Production still of Ruchi Loomba (@ruchil10) as Yes Woman, captured by Christy Anna Wu (@cluumein).

Like it or not, we exist in a hierarchal patriarchy; one that places cis white men at the top. Gender-based inequality hurts everyone, yes, even men. The vicious thing about our cultural gender inequality is that it is everywhere. I notice it in the way I was raised. I hear it in the news, in advertising, in entertainment. I feel it in the dick jokes I tell on all-white-male film sets. Cis men seem to think the rest of us are allowed to say no. In my experience, denying the demands of an exploitative employer, pushy family, an impatient customer – even with a smile on my face – comes at a cost. This shifting price tag is the insidious underbelly of a sexist beast. Maybe I don’t lose my job, but my boss thinks I’m entitled and I am forever treated as such. If I dodge an expensive visit, my family thinks I’m selfish and cold, an ingrate. And, in our end-stage capitalistic consumerism nightmare, the customer knows they are always right, even when they are aggressively wrong.

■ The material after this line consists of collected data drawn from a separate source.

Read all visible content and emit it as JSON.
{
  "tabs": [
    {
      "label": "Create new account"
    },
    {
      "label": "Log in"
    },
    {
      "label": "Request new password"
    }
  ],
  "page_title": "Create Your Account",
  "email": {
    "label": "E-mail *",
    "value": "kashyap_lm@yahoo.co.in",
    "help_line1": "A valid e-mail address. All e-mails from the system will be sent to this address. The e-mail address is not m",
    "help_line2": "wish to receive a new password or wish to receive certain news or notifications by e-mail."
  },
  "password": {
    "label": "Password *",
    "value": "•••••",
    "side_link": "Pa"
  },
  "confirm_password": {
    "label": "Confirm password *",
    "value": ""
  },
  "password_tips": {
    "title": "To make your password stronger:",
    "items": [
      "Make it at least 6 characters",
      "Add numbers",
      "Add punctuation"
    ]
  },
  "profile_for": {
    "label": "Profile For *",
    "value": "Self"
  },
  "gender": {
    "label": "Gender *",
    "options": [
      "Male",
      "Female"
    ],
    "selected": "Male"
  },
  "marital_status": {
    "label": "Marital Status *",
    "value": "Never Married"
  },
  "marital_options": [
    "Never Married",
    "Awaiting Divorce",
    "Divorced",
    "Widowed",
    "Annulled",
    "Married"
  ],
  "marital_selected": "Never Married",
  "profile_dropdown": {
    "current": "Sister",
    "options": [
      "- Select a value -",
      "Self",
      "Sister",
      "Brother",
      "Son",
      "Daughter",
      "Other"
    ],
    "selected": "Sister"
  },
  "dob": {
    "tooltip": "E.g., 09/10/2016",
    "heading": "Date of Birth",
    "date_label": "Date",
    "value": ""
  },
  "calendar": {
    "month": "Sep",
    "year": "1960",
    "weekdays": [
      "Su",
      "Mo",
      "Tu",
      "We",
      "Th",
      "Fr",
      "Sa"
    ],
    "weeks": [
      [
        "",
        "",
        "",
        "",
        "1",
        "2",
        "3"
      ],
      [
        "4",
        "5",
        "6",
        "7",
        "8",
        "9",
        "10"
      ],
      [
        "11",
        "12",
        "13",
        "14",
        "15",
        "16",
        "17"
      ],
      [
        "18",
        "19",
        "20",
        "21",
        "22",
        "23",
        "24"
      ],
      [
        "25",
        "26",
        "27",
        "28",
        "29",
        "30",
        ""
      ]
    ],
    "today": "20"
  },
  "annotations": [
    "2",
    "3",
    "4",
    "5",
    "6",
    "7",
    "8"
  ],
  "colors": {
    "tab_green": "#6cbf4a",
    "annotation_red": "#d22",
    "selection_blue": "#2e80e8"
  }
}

It rarely feels safe to say no but endless acquiescence is expensive: to my mental health, my physical health, to my sense of self. Today the Supreme Court overturned Roe vs. Wade and my socially constructed inability to say no is now coupled with a constitutional one. Being forced to have a child is a life-long sentence.

Yes Woman’s futile self-validation

I pitched this concept to Juxtaposition series creator Christy Anna Wu (@cluumein) shortly after we filmed Like a Fish. She related a lot – self identifying as a “yes woman” too. Christy Anna agreed to codirect and produce and also make her cinematography debut. We each wore about a hundred hats on this single-day-shoot, and while my gaffing attempts made post production tricky, Christy Anna murdered as a one-woman-camera-department, her only support, assistant camera John Thuan Nguyen (johntn.e3), who also recorded our on-set sound and managed DIT.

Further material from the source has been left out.